The default threshold used by the module is 75%. The threshold defines the percentage of entities from the target shop that have to be deleted from Shopware in order to stop the execution.

Example: If >=75% of all products will be deleted you have to confirm this via configuration.

You can set the threshold globally via configuration:

    "deleteAnomalyThresholdPercentage": 75

You can also override this value specifically for each subsection:

    "...": "...",
    "subsections": {
        "subsectionName": {
            "deleteAnomalyThresholdPercentage": 35

Details - How Delete Anomalies are Detected

Mapping subsections that support the deletion of entities contain the subsections delta-count and anomaly-check. Those subsections as well as the progress initialization are part of the delete anomaly detection process.
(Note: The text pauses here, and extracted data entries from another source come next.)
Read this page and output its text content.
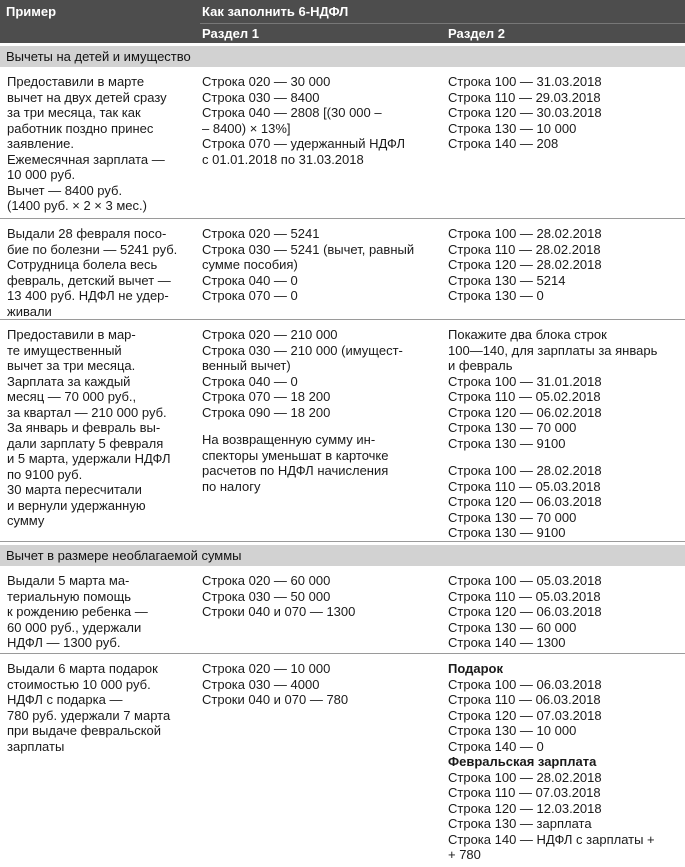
Пример	Как заполнить 6-НДФЛ
Раздел 1	Раздел 2
Вычеты на детей и имущество
Предоставили в марте
вычет на двух детей сразу
за три месяца, так как
работник поздно принес
заявление.
Ежемесячная зарплата —
10 000 руб.
Вычет — 8400 руб.
(1400 руб. × 2 × 3 мес.)
Строка 020 — 30 000
Строка 030 — 8400
Строка 040 — 2808 [(30 000 –
– 8400) × 13%]
Строка 070 — удержанный НДФЛ
с 01.01.2018 по 31.03.2018
Строка 100 — 31.03.2018
Строка 110 — 29.03.2018
Строка 120 — 30.03.2018
Строка 130 — 10 000
Строка 140 — 208
Выдали 28 февраля посо-
бие по болезни — 5241 руб.
Сотрудница болела весь
февраль, детский вычет —
13 400 руб. НДФЛ не удер-
живали
Строка 020 — 5241
Строка 030 — 5241 (вычет, равный
сумме пособия)
Строка 040 — 0
Строка 070 — 0
Строка 100 — 28.02.2018
Строка 110 — 28.02.2018
Строка 120 — 28.02.2018
Строка 130 — 5214
Строка 130 — 0
Предоставили в мар-
те имущественный
вычет за три месяца.
Зарплата за каждый
месяц — 70 000 руб.,
за квартал — 210 000 руб.
За январь и февраль вы-
дали зарплату 5 февраля
и 5 марта, удержали НДФЛ
по 9100 руб.
30 марта пересчитали
и вернули удержанную
сумму
Строка 020 — 210 000
Строка 030 — 210 000 (имущест-
венный вычет)
Строка 040 — 0
Строка 070 — 18 200
Строка 090 — 18 200
На возвращенную сумму ин-
спекторы уменьшат в карточке
расчетов по НДФЛ начисления
по налогу
Покажите два блока строк
100—140, для зарплаты за январь
и февраль
Строка 100 — 31.01.2018
Строка 110 — 05.02.2018
Строка 120 — 06.02.2018
Строка 130 — 70 000
Строка 130 — 9100
Строка 100 — 28.02.2018
Строка 110 — 05.03.2018
Строка 120 — 06.03.2018
Строка 130 — 70 000
Строка 130 — 9100
Вычет в размере необлагаемой суммы
Выдали 5 марта ма-
териальную помощь
к рождению ребенка —
60 000 руб., удержали
НДФЛ — 1300 руб.
Строка 020 — 60 000
Строка 030 — 50 000
Строки 040 и 070 — 1300
Строка 100 — 05.03.2018
Строка 110 — 05.03.2018
Строка 120 — 06.03.2018
Строка 130 — 60 000
Строка 140 — 1300
Выдали 6 марта подарок
стоимостью 10 000 руб.
НДФЛ с подарка —
780 руб. удержали 7 марта
при выдаче февральской
зарплаты
Строка 020 — 10 000
Строка 030 — 4000
Строки 040 и 070 — 780
Подарок
Строка 100 — 06.03.2018
Строка 110 — 06.03.2018
Строка 120 — 07.03.2018
Строка 130 — 10 000
Строка 140 — 0
Февральская зарплата
Строка 100 — 28.02.2018
Строка 110 — 07.03.2018
Строка 120 — 12.03.2018
Строка 130 — зарплата
Строка 140 — НДФЛ с зарплаты +
+ 780
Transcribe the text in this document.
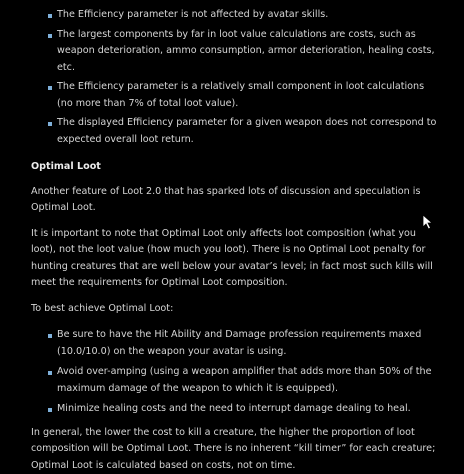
The Efficiency parameter is not affected by avatar skills.
The largest components by far in loot value calculations are costs, such as weapon deterioration, ammo consumption, armor deterioration, healing costs, etc.
The Efficiency parameter is a relatively small component in loot calculations (no more than 7% of total loot value).
The displayed Efficiency parameter for a given weapon does not correspond to expected overall loot return.
Optimal Loot

Another feature of Loot 2.0 that has sparked lots of discussion and speculation is Optimal Loot.

It is important to note that Optimal Loot only affects loot composition (what you loot), not the loot value (how much you loot). There is no Optimal Loot penalty for hunting creatures that are well below your avatar’s level; in fact most such kills will meet the requirements for Optimal Loot composition.

To best achieve Optimal Loot:

Be sure to have the Hit Ability and Damage profession requirements maxed (10.0/10.0) on the weapon your avatar is using.
Avoid over-amping (using a weapon amplifier that adds more than 50% of the maximum damage of the weapon to which it is equipped).
Minimize healing costs and the need to interrupt damage dealing to heal.

In general, the lower the cost to kill a creature, the higher the proportion of loot composition will be Optimal Loot. There is no inherent “kill timer” for each creature; Optimal Loot is calculated based on costs, not on time.
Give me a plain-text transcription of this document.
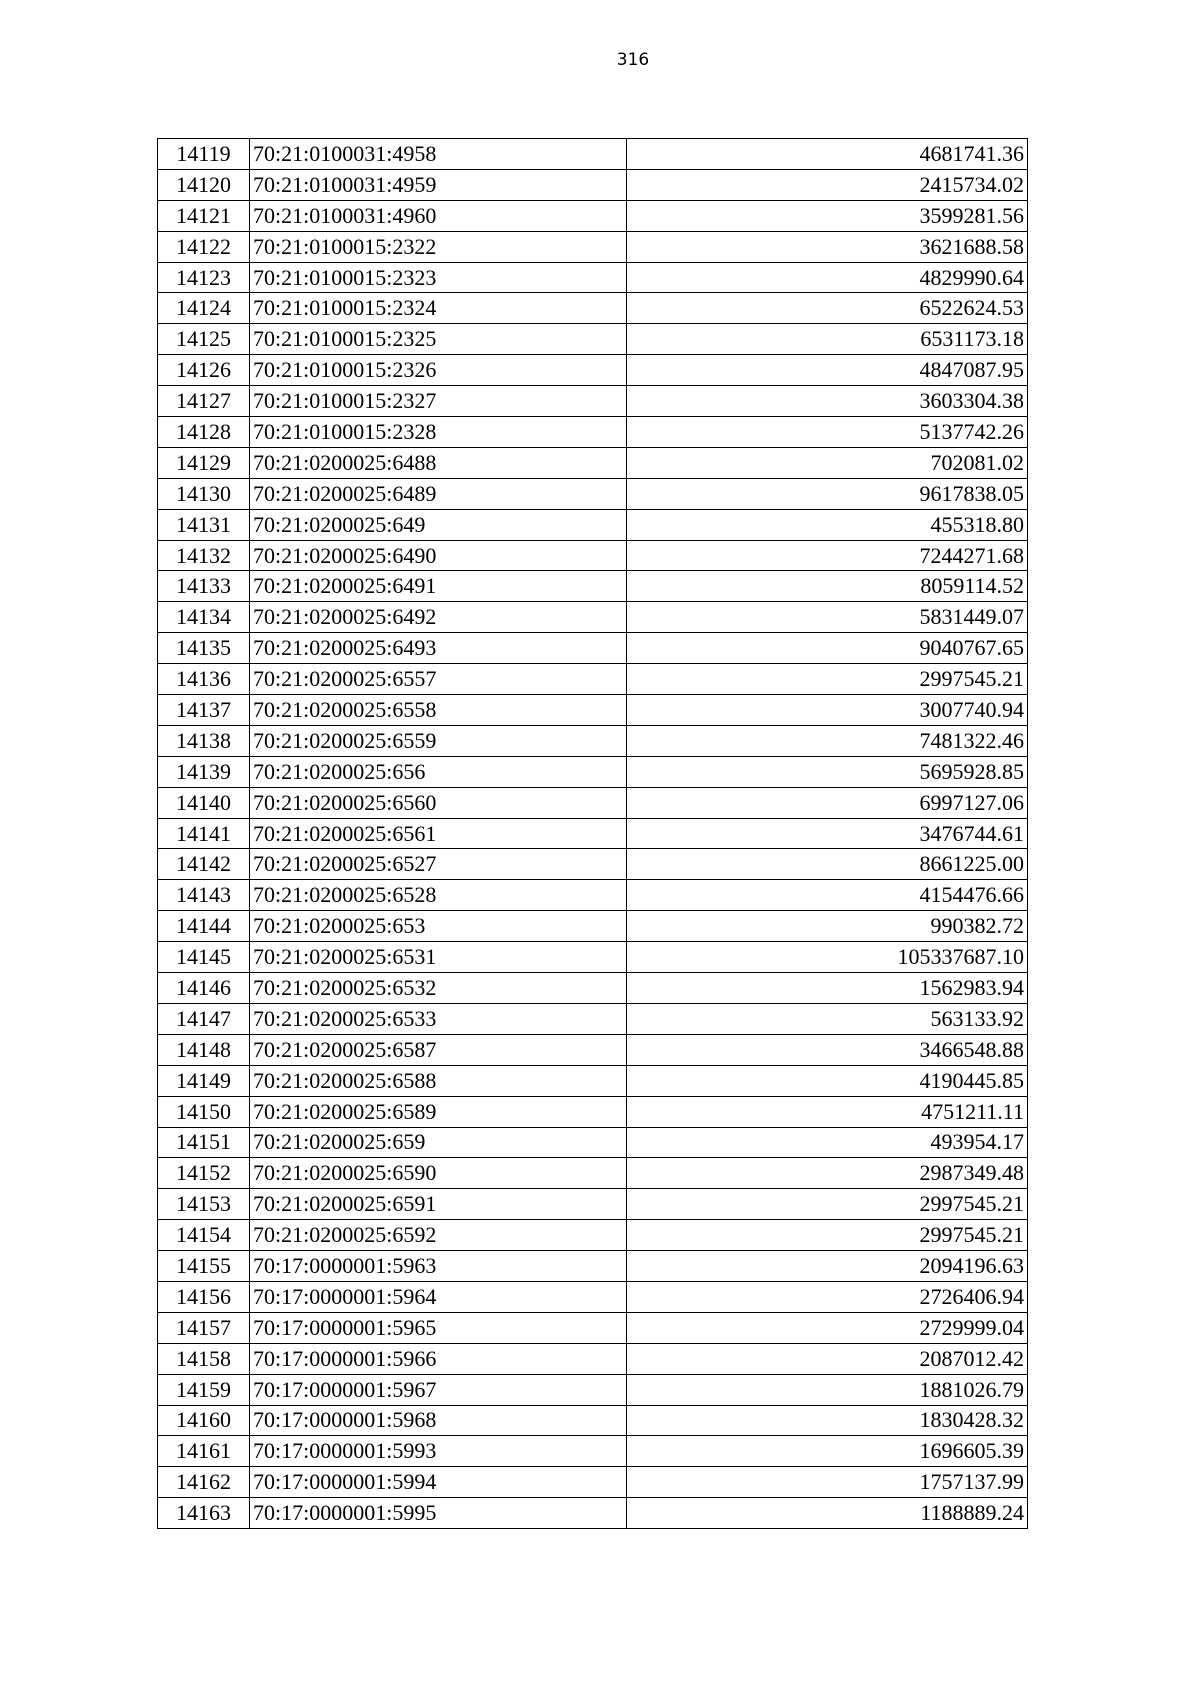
316
14119	70:21:0100031:4958	4681741.36
14120	70:21:0100031:4959	2415734.02
14121	70:21:0100031:4960	3599281.56
14122	70:21:0100015:2322	3621688.58
14123	70:21:0100015:2323	4829990.64
14124	70:21:0100015:2324	6522624.53
14125	70:21:0100015:2325	6531173.18
14126	70:21:0100015:2326	4847087.95
14127	70:21:0100015:2327	3603304.38
14128	70:21:0100015:2328	5137742.26
14129	70:21:0200025:6488	702081.02
14130	70:21:0200025:6489	9617838.05
14131	70:21:0200025:649	455318.80
14132	70:21:0200025:6490	7244271.68
14133	70:21:0200025:6491	8059114.52
14134	70:21:0200025:6492	5831449.07
14135	70:21:0200025:6493	9040767.65
14136	70:21:0200025:6557	2997545.21
14137	70:21:0200025:6558	3007740.94
14138	70:21:0200025:6559	7481322.46
14139	70:21:0200025:656	5695928.85
14140	70:21:0200025:6560	6997127.06
14141	70:21:0200025:6561	3476744.61
14142	70:21:0200025:6527	8661225.00
14143	70:21:0200025:6528	4154476.66
14144	70:21:0200025:653	990382.72
14145	70:21:0200025:6531	105337687.10
14146	70:21:0200025:6532	1562983.94
14147	70:21:0200025:6533	563133.92
14148	70:21:0200025:6587	3466548.88
14149	70:21:0200025:6588	4190445.85
14150	70:21:0200025:6589	4751211.11
14151	70:21:0200025:659	493954.17
14152	70:21:0200025:6590	2987349.48
14153	70:21:0200025:6591	2997545.21
14154	70:21:0200025:6592	2997545.21
14155	70:17:0000001:5963	2094196.63
14156	70:17:0000001:5964	2726406.94
14157	70:17:0000001:5965	2729999.04
14158	70:17:0000001:5966	2087012.42
14159	70:17:0000001:5967	1881026.79
14160	70:17:0000001:5968	1830428.32
14161	70:17:0000001:5993	1696605.39
14162	70:17:0000001:5994	1757137.99
14163	70:17:0000001:5995	1188889.24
In the following all steps to detect anomalies are explained.

Step 1 - Analyze Progress

The subsection init-progress does two things in order to prepare the anomaly detection:

  • initialize the delete-progresses with the number of documents with a valid deletedAt timestamp
  • compares each delete-progress with the number of entities available in Shopware

By comparing the delete-progress with the entity count in Shopware the module is able to detect "potential delete anomalies".
A potential anomaly is present when the amount of documents to delete is higher than the configured threshold. This is what we call a "progress anomaly". Note that we do not know how many documents are actually going to be deleted yet - so we do not know if the "progress anomaly" is actually a "delete anomaly". We have to make a distinction between progress- and delete-anomolies due to a very common scenario for full-imports:

  • Module runs full-imports every N days
  • The transfer database contains 900 products with a deletedAt timestamp, Shopware contains 1000 products
  • The init-progress subsection finds a potential delete anomaly: 90% of all products are potentially going to be deleted
  • But: 899 of the 900 products are already deleted by previous runs, the actual amount to delete is 1
  • That is why the heuristic detection cannot take place after the progress initialization - the detection needs access to the cached entities in order to calculate the actual amount of documents to which a Shopware entity is (still) present

To avoid having the user to confirm potential anomalies on every full import there are two additional subsections in place: delta-count and anomaly-check that are responsible to calculate the amount of entities that will actually be deleted in the current flow execution.

Step 2 - Delta Count

If no "progress-anomaly" was detected during the progress-initialization this subsection finishes immediately. If the progress is suspicious the affected documents will be further analyzed in the subsection delta-count. This subsection checks for each document if its corresponding Shopware entity is still available. This allows the calculation of the actual amount of entities that are going to be deleted in the current flow execution in the next subsection anomaly-check.

Step 3 - Anomaly Check

The only reason why delta-count and anomaly-check are two separate subsections is to be able to generate the delta counts in parallel. After the delta-map was generated the actual anomaly check takes place. If the amount of entities to be deleted is higher than the configured threshold a lockout string is generated and the delete-subsection will not run.